(DEPRECATED) Apache Flink User Mailing List archive.

Understanding kafka watermark strategy assigner

Classic

List

Threaded

2 messages Options

Nikola Hrusov

Understanding kafka watermark strategy assigner

Hi,

I am reading about the watermark creation of the kafka streams using the article here: https://ci.apache.org/projects/flink/flink-docs-stable/dev/connectors/kafka.html#kafka-consumers-and-timestamp-extractionwatermark-emission

In there, it is a given example where the watermark assigner is directly attached to the consumer like so (solution 1):

FlinkKafkaConsumer<String> myConsumer = new FlinkKafkaConsumer<>("topic", new SimpleStringSchema(), properties);
myConsumer.assignTimestampsAndWatermarks(WatermarkStrategy.forBoundedOutOfOrderness(Duration.ofSeconds(20)));
env.addSource(myConsumer)....

Then we can use that by adding it as a source and continue with the application.

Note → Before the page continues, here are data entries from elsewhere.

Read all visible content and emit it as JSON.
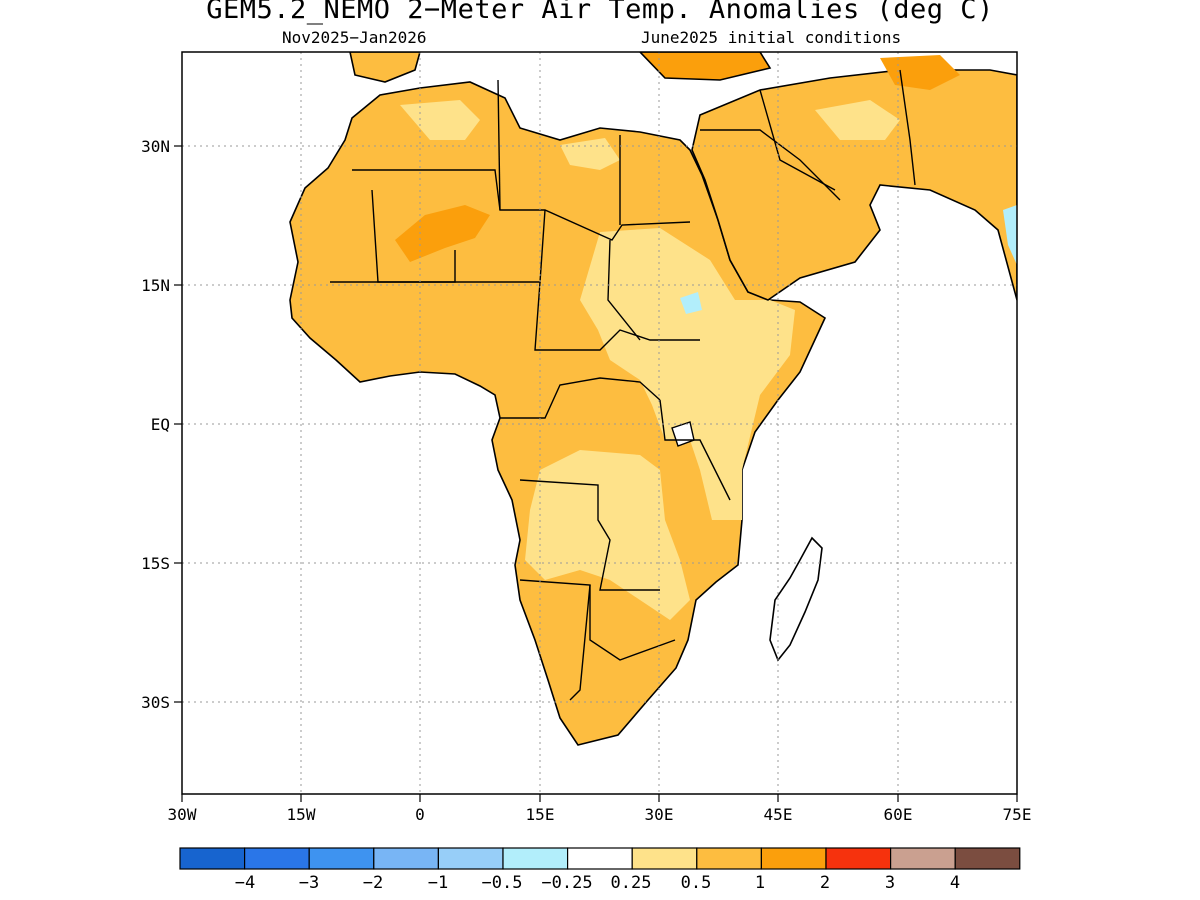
{
  "title": "GEM5.2_NEMO 2−Meter Air Temp. Anomalies (deg C)",
  "subtitle_left": "Nov2025−Jan2026",
  "subtitle_right": "June2025 initial conditions",
  "map": {
    "lon_range": [
      -30,
      75
    ],
    "lat_range": [
      -40,
      40
    ],
    "x_ticks": [
      "30W",
      "15W",
      "0",
      "15E",
      "30E",
      "45E",
      "60E",
      "75E"
    ],
    "y_ticks": [
      "30N",
      "15N",
      "EQ",
      "15S",
      "30S"
    ],
    "grid": "dotted"
  },
  "colorbar": {
    "colors": [
      "#1764cf",
      "#2a76e8",
      "#3e93f0",
      "#78b5f5",
      "#97cef8",
      "#b2eefb",
      "#ffffff",
      "#fee28a",
      "#fdbd40",
      "#fb9f0c",
      "#f6320d",
      "#caa090",
      "#7b4d40"
    ],
    "labels": [
      "−4",
      "−3",
      "−2",
      "−1",
      "−0.5",
      "−0.25",
      "0.25",
      "0.5",
      "1",
      "2",
      "3",
      "4"
    ]
  },
  "anomaly_colors": {
    "weak": "#fee28a",
    "moderate": "#fdbd40",
    "strong": "#fb9f0c",
    "cool": "#b2eefb"
  }
}
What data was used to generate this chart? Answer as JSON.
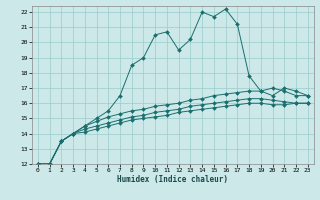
{
  "xlabel": "Humidex (Indice chaleur)",
  "background_color": "#cce8e8",
  "grid_color": "#99cccc",
  "line_color": "#1a6e6e",
  "xlim": [
    -0.5,
    23.5
  ],
  "ylim": [
    12,
    22.4
  ],
  "xticks": [
    0,
    1,
    2,
    3,
    4,
    5,
    6,
    7,
    8,
    9,
    10,
    11,
    12,
    13,
    14,
    15,
    16,
    17,
    18,
    19,
    20,
    21,
    22,
    23
  ],
  "yticks": [
    12,
    13,
    14,
    15,
    16,
    17,
    18,
    19,
    20,
    21,
    22
  ],
  "series": [
    {
      "x": [
        0,
        1,
        2,
        3,
        4,
        5,
        6,
        7,
        8,
        9,
        10,
        11,
        12,
        13,
        14,
        15,
        16,
        17,
        18,
        19,
        20,
        21,
        22,
        23
      ],
      "y": [
        12,
        12,
        13.5,
        14.0,
        14.5,
        15.0,
        15.5,
        16.5,
        18.5,
        19.0,
        20.5,
        20.7,
        19.5,
        20.2,
        22.0,
        21.7,
        22.2,
        21.2,
        17.8,
        16.8,
        16.5,
        17.0,
        16.8,
        16.5
      ]
    },
    {
      "x": [
        0,
        1,
        2,
        3,
        4,
        5,
        6,
        7,
        8,
        9,
        10,
        11,
        12,
        13,
        14,
        15,
        16,
        17,
        18,
        19,
        20,
        21,
        22,
        23
      ],
      "y": [
        12,
        12,
        13.5,
        14.0,
        14.5,
        14.8,
        15.1,
        15.3,
        15.5,
        15.6,
        15.8,
        15.9,
        16.0,
        16.2,
        16.3,
        16.5,
        16.6,
        16.7,
        16.8,
        16.8,
        17.0,
        16.8,
        16.5,
        16.5
      ]
    },
    {
      "x": [
        0,
        1,
        2,
        3,
        4,
        5,
        6,
        7,
        8,
        9,
        10,
        11,
        12,
        13,
        14,
        15,
        16,
        17,
        18,
        19,
        20,
        21,
        22,
        23
      ],
      "y": [
        12,
        12,
        13.5,
        14.0,
        14.3,
        14.5,
        14.7,
        14.9,
        15.1,
        15.2,
        15.4,
        15.5,
        15.6,
        15.8,
        15.9,
        16.0,
        16.1,
        16.2,
        16.3,
        16.3,
        16.2,
        16.1,
        16.0,
        16.0
      ]
    },
    {
      "x": [
        0,
        1,
        2,
        3,
        4,
        5,
        6,
        7,
        8,
        9,
        10,
        11,
        12,
        13,
        14,
        15,
        16,
        17,
        18,
        19,
        20,
        21,
        22,
        23
      ],
      "y": [
        12,
        12,
        13.5,
        14.0,
        14.1,
        14.3,
        14.5,
        14.7,
        14.9,
        15.0,
        15.1,
        15.2,
        15.4,
        15.5,
        15.6,
        15.7,
        15.8,
        15.9,
        16.0,
        16.0,
        15.9,
        15.9,
        16.0,
        16.0
      ]
    }
  ]
}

My question is, would that have any/much difference against doing it after the source? Something like this (solution 2):

FlinkKafkaConsumer<String> myConsumer = new FlinkKafkaConsumer<>("topic", new SimpleStringSchema(), properties);
env

.addSource(myConsumer)

.assignTimestampsAndWatermarks(WatermarkStrategy.forBoundedOutOfOrderness(Duration.ofSeconds(20)));

I can eventually think that it would create an extra operator, but is there any other [unnecessary] overhead that solution 2 will give over solution 1?

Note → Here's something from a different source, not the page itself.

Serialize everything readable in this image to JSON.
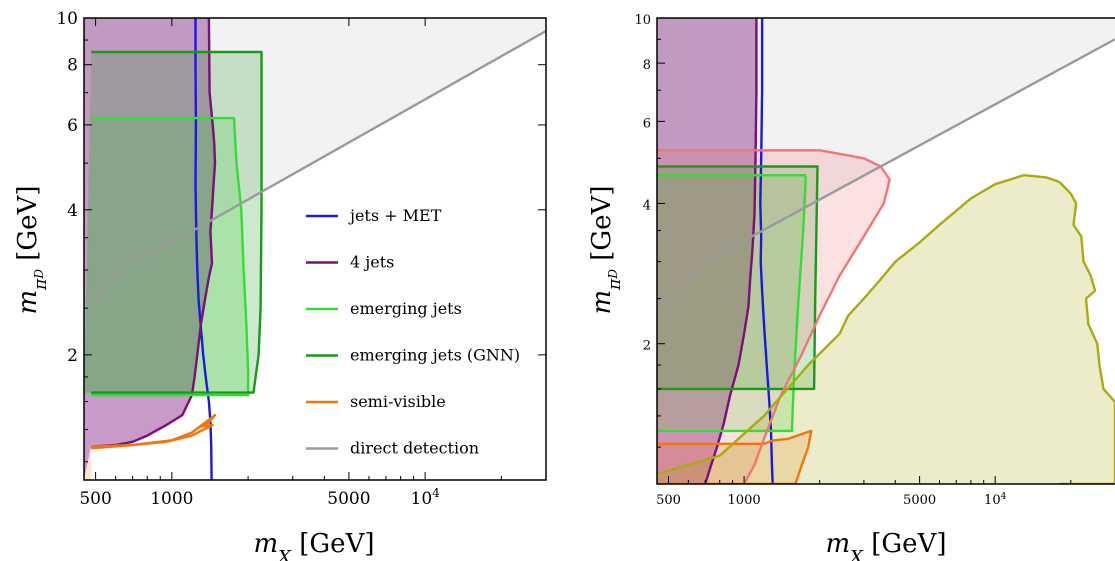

I tried running a simple job, but I couldn't see much difference. I would like to know if there is something I am unaware of and I can do better.

Regards

Nikola Hrusov

Kostas Kloudas-5

Re: Understanding kafka watermark strategy assigner

Hi Nikola,

Apart from the potential overhead you mentioned about having one more
operator, I cannot find any other. Also even this one I think is
negligible.
The reason why we recommend attaching the Watermark Generator to the
source is more about semantics rather than efficiency. It seems
natural for a pipeline whose logic depends on event time to have its
Watermarks generated at the source.

Cheers,
Kostas

On Sun, Nov 8, 2020 at 8:14 PM Nikola Hrusov <[hidden email]> wrote:

>
> Hi,
>
> I am reading about the watermark creation of the kafka streams using the article here: https://ci.apache.org/projects/flink/flink-docs-stable/dev/connectors/kafka.html#kafka-consumers-and-timestamp-extractionwatermark-emission
>
> In there, it is a given example where the watermark assigner is directly attached to the consumer like so (solution 1):
>
>> FlinkKafkaConsumer<String> myConsumer = new FlinkKafkaConsumer<>("topic", new SimpleStringSchema(), properties);
>> myConsumer.assignTimestampsAndWatermarks(WatermarkStrategy.forBoundedOutOfOrderness(Duration.ofSeconds(20)));
>> env.addSource(myConsumer)....
>
>
> Then we can use that by adding it as a source and continue with the application.
>
> My question is, would that have any/much difference against doing it after the source? Something like this (solution 2):
>
>>
>> FlinkKafkaConsumer<String> myConsumer = new FlinkKafkaConsumer<>("topic", new SimpleStringSchema(), properties);
>> env
>>
>> .addSource(myConsumer)
>>
>> .assignTimestampsAndWatermarks(WatermarkStrategy.forBoundedOutOfOrderness(Duration.ofSeconds(20)));
>
>
> I can eventually think that it would create an extra operator, but is there any other [unnecessary] overhead that solution 2 will give over solution 1?
> I tried running a simple job, but I couldn't see much difference. I would like to know if there is something I am unaware of and I can do better.
>
> Regards,
> Nikola Hrusov
>